As we ran, I thought about the customer’s in that restaurant. All the veiled women, and everyone was Indo/Pakistani except for one man eating alone. The room swelled with conversation in Urdu and English- often both coming out of the same person’s mouth. In some ways, it unnerved me, in some ways, it intrigued me. I was in Bradistan.
I kept noticing ways that the city retained literal chunks of Pakistan, all the way until I climbed the steps to my first interviewee’s home. I enjoyed this interview a lot because, while the interviewee was rather bland, her mother-in-law was hilarious. She was one of the first three Asians families who came to Bradford in the 1950’s and the stories she had to tell about her initial assimilation had me clutching my stomach. ( I would share but they are a little inappropriate for a school blog though. )Despite her being here since the 1950’s, raising three kids, and having all British neighbors surrounding her, she still spoke nearly no English. Thankfully, this non-English speaker spoke Punjabi, so I could make out what she’s saying.
In the middle of our conversation, her grand-daughters came home and walked in to give her a kiss hello. They were wearing navy blue kurta pajamas, which turned out to be their uniforms!
While the grandmother’s children had gone to local schools, her grandchildren attend an all-Muslim, all-girl school. The sustained level of conservatism surprised me. In many ways, my own family is like that. My grandmother and other first generation South Asians broke away from the caste hierarchy of India, yet it’s my uncle and other second generation immigrants who have brought it back.
At any rate, my other interviews Awais set me up with were of a similar nature. Relatively bland, all very happy with the level of cohesion, noticing no tensions, yet all second generations dressed in traditional clothes, married with children and not working.

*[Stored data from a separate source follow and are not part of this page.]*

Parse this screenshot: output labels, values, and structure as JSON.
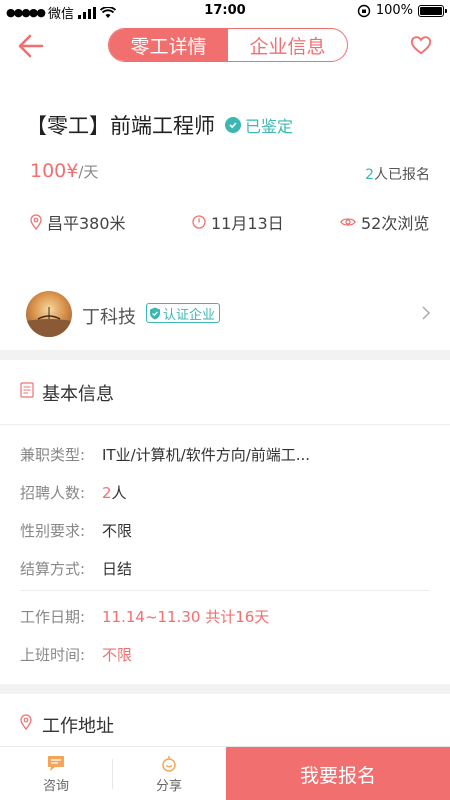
{
  "status_bar": {
    "carrier": "微信",
    "time": "17:00",
    "battery": "100%"
  },
  "nav": {
    "tabs": [
      {
        "label": "零工详情",
        "active": true
      },
      {
        "label": "企业信息",
        "active": false
      }
    ]
  },
  "job": {
    "title": "【零工】前端工程师",
    "verified_label": "已鉴定",
    "price": "100¥",
    "price_unit": "/天",
    "signed_count": "2",
    "signed_suffix": "人已报名",
    "location": "昌平380米",
    "date": "11月13日",
    "views": "52次浏览"
  },
  "company": {
    "name": "丁科技",
    "cert_label": "认证企业"
  },
  "basic_info": {
    "heading": "基本信息",
    "rows": [
      {
        "key": "兼职类型:",
        "value": "IT业/计算机/软件方向/前端工..."
      },
      {
        "key": "招聘人数:",
        "value_num": "2",
        "value_suffix": "人"
      },
      {
        "key": "性别要求:",
        "value": "不限"
      },
      {
        "key": "结算方式:",
        "value": "日结"
      },
      {
        "key": "工作日期:",
        "value": "11.14~11.30 共计16天"
      },
      {
        "key": "上班时间:",
        "value": "不限"
      }
    ]
  },
  "work_address": {
    "heading": "工作地址"
  },
  "bottom_bar": {
    "consult": "咨询",
    "share": "分享",
    "apply": "我要报名"
  },
  "colors": {
    "accent": "#f26f6f",
    "verified": "#3cb7b1"
  }
}
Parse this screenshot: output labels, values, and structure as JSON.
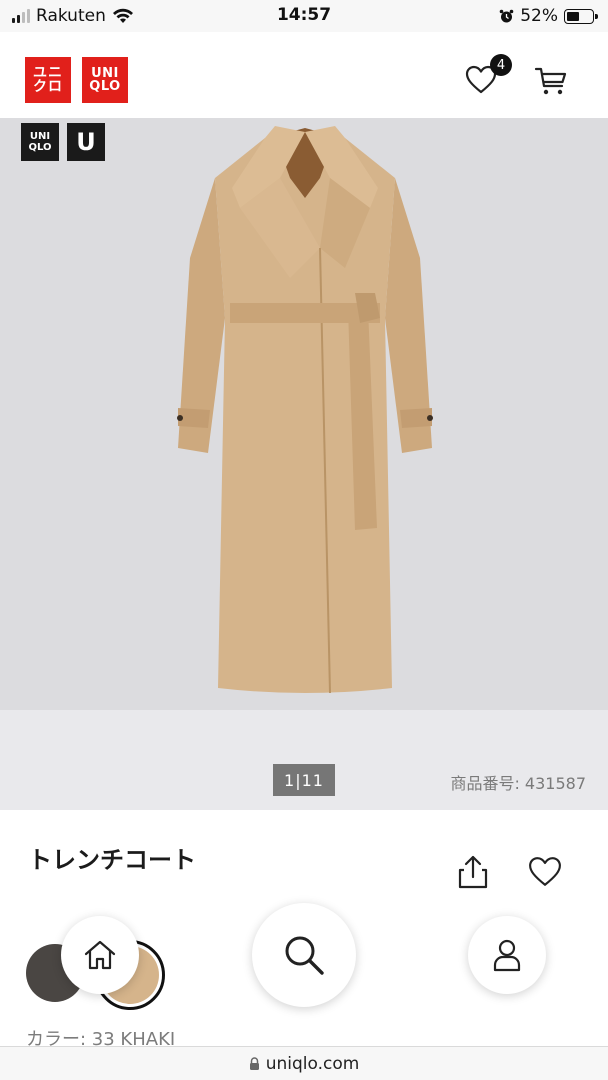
{
  "status_bar": {
    "carrier": "Rakuten",
    "time": "14:57",
    "battery_percent": "52%",
    "battery_level": 0.52
  },
  "header": {
    "logo_kana_line1": "ユニ",
    "logo_kana_line2": "クロ",
    "logo_latin_line1": "UNI",
    "logo_latin_line2": "QLO",
    "favorites_count": "4"
  },
  "hero": {
    "badge_uniqlo_line1": "UNI",
    "badge_uniqlo_line2": "QLO",
    "badge_u": "U",
    "coat_color": "#d5b48b"
  },
  "gallery": {
    "counter": "1|11",
    "product_code": "商品番号: 431587"
  },
  "product": {
    "name": "トレンチコート",
    "color_label": "カラー: 33 KHAKI",
    "swatches": [
      {
        "name": "dark",
        "color": "#4a4643",
        "selected": false
      },
      {
        "name": "khaki",
        "color": "#d5b48b",
        "selected": true
      }
    ]
  },
  "url_bar": {
    "url": "uniqlo.com"
  },
  "colors": {
    "brand_red": "#e1201b",
    "text_dark": "#1b1b1b",
    "text_muted": "#7a7a7a"
  }
}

After my series of interviews, I went to meet Ed Mowlan, the temporary director of an asylum seeker housing project and a law student. We became good friends immediately over smoothies and a loud argument about politics in a restaurant filled with young Pakistani’s. Ed is an avid atheist, Euro- skeptic, green- lover, highly knowledgeable, fabulous cook of a beer drinking law student. Our long conversation/arguement was interrupted by a downpour of rain on par with a South Asian monsoon. How fitting in Bradistan!

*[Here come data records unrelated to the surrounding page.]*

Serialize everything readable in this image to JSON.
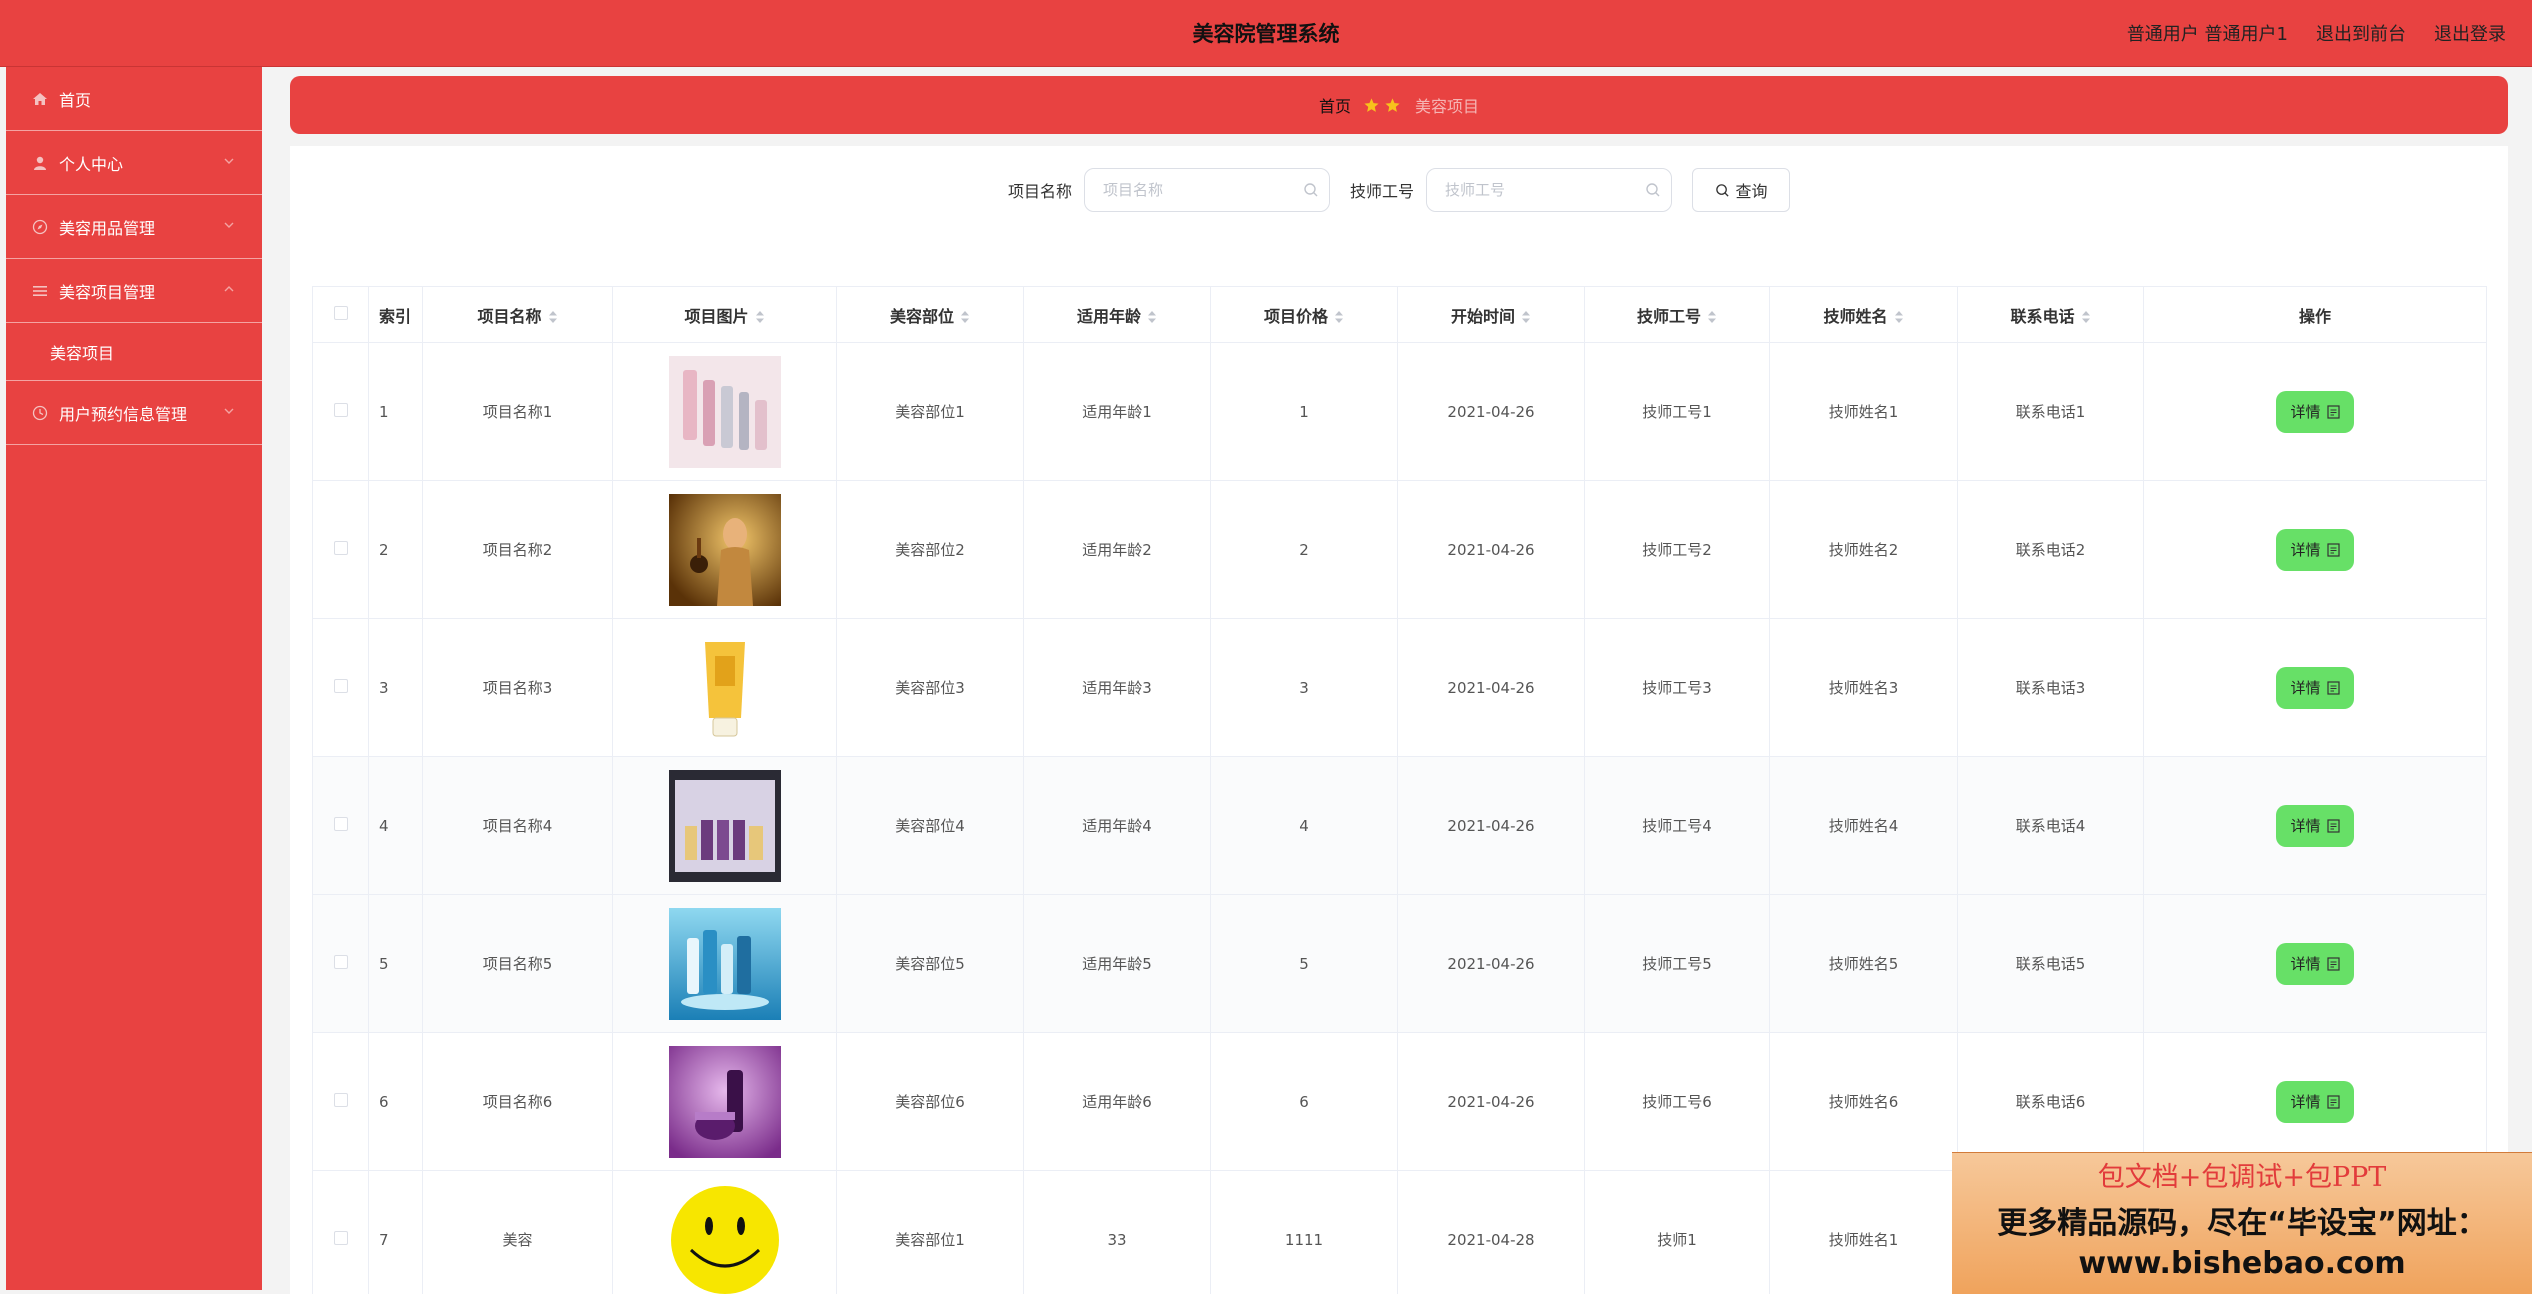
{
  "header": {
    "title": "美容院管理系统",
    "user_role": "普通用户",
    "user_name": "普通用户1",
    "to_front": "退出到前台",
    "logout": "退出登录"
  },
  "sidebar": {
    "items": [
      {
        "label": "首页",
        "icon": "home-icon"
      },
      {
        "label": "个人中心",
        "icon": "user-icon"
      },
      {
        "label": "美容用品管理",
        "icon": "compass-icon"
      },
      {
        "label": "美容项目管理",
        "icon": "menu-icon"
      },
      {
        "label": "用户预约信息管理",
        "icon": "clock-icon"
      }
    ],
    "sub_items": [
      {
        "label": "美容项目"
      }
    ]
  },
  "breadcrumb": {
    "home": "首页",
    "current": "美容项目"
  },
  "search": {
    "name_label": "项目名称",
    "name_placeholder": "项目名称",
    "tech_label": "技师工号",
    "tech_placeholder": "技师工号",
    "query_label": "查询"
  },
  "table": {
    "headers": [
      "索引",
      "项目名称",
      "项目图片",
      "美容部位",
      "适用年龄",
      "项目价格",
      "开始时间",
      "技师工号",
      "技师姓名",
      "联系电话",
      "操作"
    ],
    "rows": [
      {
        "index": "1",
        "name": "项目名称1",
        "image": "cosmetics-bottles-pink",
        "part": "美容部位1",
        "age": "适用年龄1",
        "price": "1",
        "start": "2021-04-26",
        "tech_no": "技师工号1",
        "tech_name": "技师姓名1",
        "phone": "联系电话1"
      },
      {
        "index": "2",
        "name": "项目名称2",
        "image": "perfume-gold",
        "part": "美容部位2",
        "age": "适用年龄2",
        "price": "2",
        "start": "2021-04-26",
        "tech_no": "技师工号2",
        "tech_name": "技师姓名2",
        "phone": "联系电话2"
      },
      {
        "index": "3",
        "name": "项目名称3",
        "image": "yellow-tube",
        "part": "美容部位3",
        "age": "适用年龄3",
        "price": "3",
        "start": "2021-04-26",
        "tech_no": "技师工号3",
        "tech_name": "技师姓名3",
        "phone": "联系电话3"
      },
      {
        "index": "4",
        "name": "项目名称4",
        "image": "gift-box-set",
        "part": "美容部位4",
        "age": "适用年龄4",
        "price": "4",
        "start": "2021-04-26",
        "tech_no": "技师工号4",
        "tech_name": "技师姓名4",
        "phone": "联系电话4"
      },
      {
        "index": "5",
        "name": "项目名称5",
        "image": "blue-water-products",
        "part": "美容部位5",
        "age": "适用年龄5",
        "price": "5",
        "start": "2021-04-26",
        "tech_no": "技师工号5",
        "tech_name": "技师姓名5",
        "phone": "联系电话5"
      },
      {
        "index": "6",
        "name": "项目名称6",
        "image": "purple-jars",
        "part": "美容部位6",
        "age": "适用年龄6",
        "price": "6",
        "start": "2021-04-26",
        "tech_no": "技师工号6",
        "tech_name": "技师姓名6",
        "phone": "联系电话6"
      },
      {
        "index": "7",
        "name": "美容",
        "image": "smiley-face",
        "part": "美容部位1",
        "age": "33",
        "price": "1111",
        "start": "2021-04-28",
        "tech_no": "技师1",
        "tech_name": "技师姓名1",
        "phone": ""
      }
    ],
    "detail_label": "详情"
  },
  "banner": {
    "line1": "包文档+包调试+包PPT",
    "line2": "更多精品源码，尽在“毕设宝”网址：",
    "line3": "www.bishebao.com"
  },
  "colors": {
    "primary": "#e84241",
    "detail_button": "#67e067",
    "star": "#f7c21c"
  }
}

We needed to walk to an interfaith prayer service but my umbrella could not handle the rain so we had to resort to a taxi. The taxi service was all Pakistani Muslim, but when they would talk to you, it was in a thick North English accent.
The interfaith service was beautiful and featured all the seven major religions plus Ba’hai. The services normally have about 100 people in attendance, but because of the rain, there was a smaller showing. Better for me though, because I got to enjoy thirds and fourths of dessert at the post-prayer barbeque!
After the service and a few interviews, Ed and I went to the asylum seeker shelter where he works to leave leftover food from the barbeque. I stayed up late talking with one failed asylum seeker from Uganda. He had left because of the current government, but his pleas failed. I found his tory fascinating. My uncle went back 7 years ago to try and reclaim his property but was threatened to be shot if he asks one more time. My grandfather was actually murdered while trying to reclaim his. I wonder how ‘false’ this asylum seekers claim could have been? Or perhaps, the definition of ‘danger’ has become absurd and there essentially needs to be a full blown war for danger to be legitimate. Or maybe even that doesn’t count because Iraqi and Afghani refugees are constantly denied asylum.
I got tired so after a few hours, Ed and I went back to his house to warm up and get ready for bed. We had one last long chat over tea before drifting off into a deep and restful sleep.